Ketika kesadaran sejarah itu berjalan maka ada dampak logis berupa sikap penisbian terhadap kejadian dan tokoh masa lalu, dengan memandang secara kritis dan dinamis, serta membukanya untuk dapat dipersoalkan dan secara sustainable dapat dipersoalkan kembali. Maka kesadaran tersebut, sejarah dapat menjadi sumber pelajaran berharga bagi suatu masyarakat. Diantaranya, kemampuan melihat adanya hubungan dinamis antara kejadian-kejadian, pelaku sejarah, dengan dimensi ruang dan waktu yang mempunyai tuntutan-tuntutan tersendiri akan menyajikan suatu kerangka acuan yang subur dan absah untuk mencari pemecahan masalah sekarang dan menghadapi tantangan masa depan. Sebaliknya setiap pemutlakan akan membawa ke jalan buntu dalam mencari pemecahan masalah sekarang dan menghadapi masa depan karena hilangnya daya kritis dan kemampuan untuk belajar serta menarik pelajaran dari sejarah itu.

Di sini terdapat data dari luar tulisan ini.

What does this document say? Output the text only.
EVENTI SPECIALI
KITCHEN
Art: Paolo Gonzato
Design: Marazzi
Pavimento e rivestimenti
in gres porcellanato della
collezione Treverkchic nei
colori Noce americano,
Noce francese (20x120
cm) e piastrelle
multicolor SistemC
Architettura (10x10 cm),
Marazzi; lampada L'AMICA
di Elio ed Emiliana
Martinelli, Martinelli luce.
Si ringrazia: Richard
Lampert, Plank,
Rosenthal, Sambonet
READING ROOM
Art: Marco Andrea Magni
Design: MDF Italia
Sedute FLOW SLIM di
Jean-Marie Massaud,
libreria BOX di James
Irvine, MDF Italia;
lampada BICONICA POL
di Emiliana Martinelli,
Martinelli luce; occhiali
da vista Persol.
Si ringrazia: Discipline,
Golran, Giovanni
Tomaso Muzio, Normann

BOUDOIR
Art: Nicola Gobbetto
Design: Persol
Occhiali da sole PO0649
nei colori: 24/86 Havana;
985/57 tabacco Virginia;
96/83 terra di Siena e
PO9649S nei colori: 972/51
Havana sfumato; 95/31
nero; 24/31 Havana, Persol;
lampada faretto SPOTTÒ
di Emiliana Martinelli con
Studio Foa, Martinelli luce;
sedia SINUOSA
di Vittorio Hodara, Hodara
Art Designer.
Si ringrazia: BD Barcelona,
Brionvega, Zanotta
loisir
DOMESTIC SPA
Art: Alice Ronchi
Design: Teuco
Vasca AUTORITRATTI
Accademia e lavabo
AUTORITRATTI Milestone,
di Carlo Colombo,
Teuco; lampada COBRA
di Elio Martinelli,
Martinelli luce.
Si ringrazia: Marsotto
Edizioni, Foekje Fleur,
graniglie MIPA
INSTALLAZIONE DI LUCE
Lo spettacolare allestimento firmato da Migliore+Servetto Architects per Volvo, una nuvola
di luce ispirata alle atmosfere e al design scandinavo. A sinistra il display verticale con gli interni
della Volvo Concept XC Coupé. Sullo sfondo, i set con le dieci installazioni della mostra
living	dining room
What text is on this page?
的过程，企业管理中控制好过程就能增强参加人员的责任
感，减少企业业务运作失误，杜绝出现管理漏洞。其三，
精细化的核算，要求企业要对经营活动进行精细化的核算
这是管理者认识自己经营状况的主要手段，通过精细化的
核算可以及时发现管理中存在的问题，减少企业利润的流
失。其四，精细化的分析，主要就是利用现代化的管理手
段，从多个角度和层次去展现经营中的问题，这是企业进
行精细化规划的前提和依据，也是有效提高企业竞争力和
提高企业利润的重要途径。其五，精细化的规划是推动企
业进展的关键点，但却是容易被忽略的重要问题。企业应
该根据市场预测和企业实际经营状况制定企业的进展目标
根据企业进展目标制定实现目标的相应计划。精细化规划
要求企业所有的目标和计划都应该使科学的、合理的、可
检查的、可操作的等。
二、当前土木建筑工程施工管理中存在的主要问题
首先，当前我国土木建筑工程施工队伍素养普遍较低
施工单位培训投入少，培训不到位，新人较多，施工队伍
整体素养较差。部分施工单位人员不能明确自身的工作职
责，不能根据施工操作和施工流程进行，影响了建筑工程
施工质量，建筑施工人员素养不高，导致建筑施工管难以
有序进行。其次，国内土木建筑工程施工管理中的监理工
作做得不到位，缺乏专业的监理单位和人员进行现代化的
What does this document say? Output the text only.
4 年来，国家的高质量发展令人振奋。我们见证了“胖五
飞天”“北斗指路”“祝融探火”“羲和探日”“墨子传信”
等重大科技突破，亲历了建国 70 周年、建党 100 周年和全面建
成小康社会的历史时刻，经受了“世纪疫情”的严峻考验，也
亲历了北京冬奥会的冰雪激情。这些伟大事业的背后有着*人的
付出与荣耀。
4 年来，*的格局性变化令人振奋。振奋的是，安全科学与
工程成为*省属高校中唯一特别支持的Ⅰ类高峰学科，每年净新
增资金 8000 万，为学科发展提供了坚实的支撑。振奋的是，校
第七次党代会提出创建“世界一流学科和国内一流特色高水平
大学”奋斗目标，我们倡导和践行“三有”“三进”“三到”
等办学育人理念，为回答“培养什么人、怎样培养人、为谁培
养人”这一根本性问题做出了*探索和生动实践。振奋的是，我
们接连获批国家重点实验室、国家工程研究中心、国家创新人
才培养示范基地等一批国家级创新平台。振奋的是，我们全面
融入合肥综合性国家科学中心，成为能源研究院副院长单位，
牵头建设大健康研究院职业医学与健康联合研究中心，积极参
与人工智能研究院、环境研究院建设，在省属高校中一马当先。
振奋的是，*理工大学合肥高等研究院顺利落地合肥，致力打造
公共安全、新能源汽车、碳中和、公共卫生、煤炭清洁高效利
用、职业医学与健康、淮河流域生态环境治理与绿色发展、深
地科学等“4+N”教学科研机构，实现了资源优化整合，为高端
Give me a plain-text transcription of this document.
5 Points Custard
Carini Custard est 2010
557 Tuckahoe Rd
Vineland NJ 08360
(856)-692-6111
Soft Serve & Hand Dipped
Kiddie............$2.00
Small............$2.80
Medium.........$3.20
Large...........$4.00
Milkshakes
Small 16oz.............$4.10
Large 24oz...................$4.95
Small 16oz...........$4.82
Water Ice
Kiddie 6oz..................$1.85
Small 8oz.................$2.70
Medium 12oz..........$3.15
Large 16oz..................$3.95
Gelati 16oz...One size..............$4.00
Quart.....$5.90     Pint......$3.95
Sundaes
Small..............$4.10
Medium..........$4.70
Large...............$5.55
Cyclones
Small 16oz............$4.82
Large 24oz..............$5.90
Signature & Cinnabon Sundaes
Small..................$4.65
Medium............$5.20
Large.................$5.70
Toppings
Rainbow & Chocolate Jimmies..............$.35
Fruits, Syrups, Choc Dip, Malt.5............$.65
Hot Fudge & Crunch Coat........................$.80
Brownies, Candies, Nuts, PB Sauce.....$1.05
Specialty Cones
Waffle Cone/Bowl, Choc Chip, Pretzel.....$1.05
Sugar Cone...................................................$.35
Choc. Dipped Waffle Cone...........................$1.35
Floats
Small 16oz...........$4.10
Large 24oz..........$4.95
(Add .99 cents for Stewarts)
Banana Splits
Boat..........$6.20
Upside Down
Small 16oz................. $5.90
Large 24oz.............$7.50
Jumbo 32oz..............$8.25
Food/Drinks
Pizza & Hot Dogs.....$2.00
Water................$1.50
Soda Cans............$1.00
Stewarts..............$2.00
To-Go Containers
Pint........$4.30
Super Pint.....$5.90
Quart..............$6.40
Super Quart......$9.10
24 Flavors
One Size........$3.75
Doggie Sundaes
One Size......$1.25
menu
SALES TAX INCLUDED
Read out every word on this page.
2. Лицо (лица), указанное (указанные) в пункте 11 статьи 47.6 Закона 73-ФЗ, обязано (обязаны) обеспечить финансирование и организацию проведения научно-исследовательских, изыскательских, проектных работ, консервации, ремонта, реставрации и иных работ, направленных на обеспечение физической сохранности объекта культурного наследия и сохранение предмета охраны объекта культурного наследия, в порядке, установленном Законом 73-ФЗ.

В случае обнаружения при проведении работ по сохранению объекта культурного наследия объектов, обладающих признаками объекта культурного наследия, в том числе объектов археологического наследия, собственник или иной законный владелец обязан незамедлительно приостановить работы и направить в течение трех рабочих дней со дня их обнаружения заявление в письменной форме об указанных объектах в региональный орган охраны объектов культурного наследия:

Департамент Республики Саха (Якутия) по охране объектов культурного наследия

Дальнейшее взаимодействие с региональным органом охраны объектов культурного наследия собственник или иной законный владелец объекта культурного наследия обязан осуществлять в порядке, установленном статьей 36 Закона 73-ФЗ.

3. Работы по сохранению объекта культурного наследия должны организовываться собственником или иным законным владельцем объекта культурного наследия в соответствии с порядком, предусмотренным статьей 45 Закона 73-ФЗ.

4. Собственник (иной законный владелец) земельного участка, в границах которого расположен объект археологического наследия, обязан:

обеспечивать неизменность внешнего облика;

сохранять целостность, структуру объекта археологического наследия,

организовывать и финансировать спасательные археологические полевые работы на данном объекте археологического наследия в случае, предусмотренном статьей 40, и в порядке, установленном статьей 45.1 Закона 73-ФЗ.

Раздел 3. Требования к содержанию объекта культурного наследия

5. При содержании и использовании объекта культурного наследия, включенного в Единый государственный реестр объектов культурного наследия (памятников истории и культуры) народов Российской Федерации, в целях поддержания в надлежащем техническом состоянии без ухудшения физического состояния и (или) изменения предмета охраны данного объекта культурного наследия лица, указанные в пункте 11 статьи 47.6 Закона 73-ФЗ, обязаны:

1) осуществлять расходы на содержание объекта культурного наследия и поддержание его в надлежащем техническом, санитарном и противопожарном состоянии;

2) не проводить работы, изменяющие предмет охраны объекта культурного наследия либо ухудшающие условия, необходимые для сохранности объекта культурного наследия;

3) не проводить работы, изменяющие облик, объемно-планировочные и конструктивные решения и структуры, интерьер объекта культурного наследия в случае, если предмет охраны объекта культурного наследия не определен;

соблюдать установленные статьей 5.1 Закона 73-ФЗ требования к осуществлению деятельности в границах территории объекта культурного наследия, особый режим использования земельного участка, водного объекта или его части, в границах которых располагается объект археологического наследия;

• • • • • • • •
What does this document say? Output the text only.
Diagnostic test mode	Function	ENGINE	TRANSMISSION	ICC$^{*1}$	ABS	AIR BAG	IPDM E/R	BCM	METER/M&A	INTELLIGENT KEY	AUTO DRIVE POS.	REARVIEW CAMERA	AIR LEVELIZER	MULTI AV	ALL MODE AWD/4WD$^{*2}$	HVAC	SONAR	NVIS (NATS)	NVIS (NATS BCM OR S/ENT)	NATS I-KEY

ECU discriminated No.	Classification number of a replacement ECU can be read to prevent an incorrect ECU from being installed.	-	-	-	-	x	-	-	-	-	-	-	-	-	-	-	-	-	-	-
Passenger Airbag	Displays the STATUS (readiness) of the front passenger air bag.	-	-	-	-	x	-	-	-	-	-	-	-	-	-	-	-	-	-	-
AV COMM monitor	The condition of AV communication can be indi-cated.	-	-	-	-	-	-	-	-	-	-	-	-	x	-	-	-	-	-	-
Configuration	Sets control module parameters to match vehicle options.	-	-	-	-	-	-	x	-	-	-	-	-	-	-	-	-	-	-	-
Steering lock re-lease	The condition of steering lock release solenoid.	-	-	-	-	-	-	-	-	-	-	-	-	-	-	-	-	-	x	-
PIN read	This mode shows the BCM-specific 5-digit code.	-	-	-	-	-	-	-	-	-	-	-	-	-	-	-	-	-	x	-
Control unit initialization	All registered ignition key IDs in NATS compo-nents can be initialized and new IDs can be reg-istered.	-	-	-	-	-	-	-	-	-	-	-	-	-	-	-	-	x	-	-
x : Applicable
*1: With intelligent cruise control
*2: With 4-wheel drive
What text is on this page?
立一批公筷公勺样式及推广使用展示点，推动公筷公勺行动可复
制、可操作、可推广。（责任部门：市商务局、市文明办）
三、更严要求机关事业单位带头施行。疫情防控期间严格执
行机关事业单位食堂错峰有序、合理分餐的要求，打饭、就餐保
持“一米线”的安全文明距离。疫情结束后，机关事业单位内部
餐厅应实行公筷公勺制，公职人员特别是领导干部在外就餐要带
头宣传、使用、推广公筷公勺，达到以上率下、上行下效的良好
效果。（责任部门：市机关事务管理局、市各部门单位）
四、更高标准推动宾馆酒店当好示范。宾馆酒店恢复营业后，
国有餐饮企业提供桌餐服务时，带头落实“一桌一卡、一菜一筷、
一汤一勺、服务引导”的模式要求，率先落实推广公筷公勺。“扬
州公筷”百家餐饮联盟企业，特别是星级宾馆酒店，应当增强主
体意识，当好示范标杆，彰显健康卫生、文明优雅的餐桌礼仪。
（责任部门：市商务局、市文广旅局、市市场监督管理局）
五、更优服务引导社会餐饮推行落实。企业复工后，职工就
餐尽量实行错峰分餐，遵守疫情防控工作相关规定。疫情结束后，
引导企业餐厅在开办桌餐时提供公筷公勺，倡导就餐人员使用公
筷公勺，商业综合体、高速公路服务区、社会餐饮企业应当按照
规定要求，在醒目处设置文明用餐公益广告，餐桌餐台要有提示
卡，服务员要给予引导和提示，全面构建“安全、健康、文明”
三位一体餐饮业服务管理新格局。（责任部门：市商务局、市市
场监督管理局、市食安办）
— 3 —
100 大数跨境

Kesadaran sejarah mengansumsikan adanya suatu hukum sejarah yang obyektif dan tetap, tidak berubah; sebab penarikan pelajaran pada masa lalu dengan sendirinya mengansumsikan adanya suatu pola yang dapat diulang dan dipergunakan untuk ruang dan waktu yang lain, tentunya jika faktor-faktor pembentuknya sama. Dengan kata lain, penarikan pelajaran dari sejarah mengisyaratkan adanya suatu keperluan mengembangkan generalisasi yang bebas titi mangsa (dateless generalization). Misalnya, tentang apa yang terjadi dalam perubahan budaya, generalisasi seperti itu tidak dapat begitu saja diambil dari disiplin lain an sich manapun, tetapi generalisasi itu perlu untuk meneliti apa yang secara bebas titi mangsa penting dari kejadian-kejadian budaya manusia yang berlangsung dalam ruang dan waktu.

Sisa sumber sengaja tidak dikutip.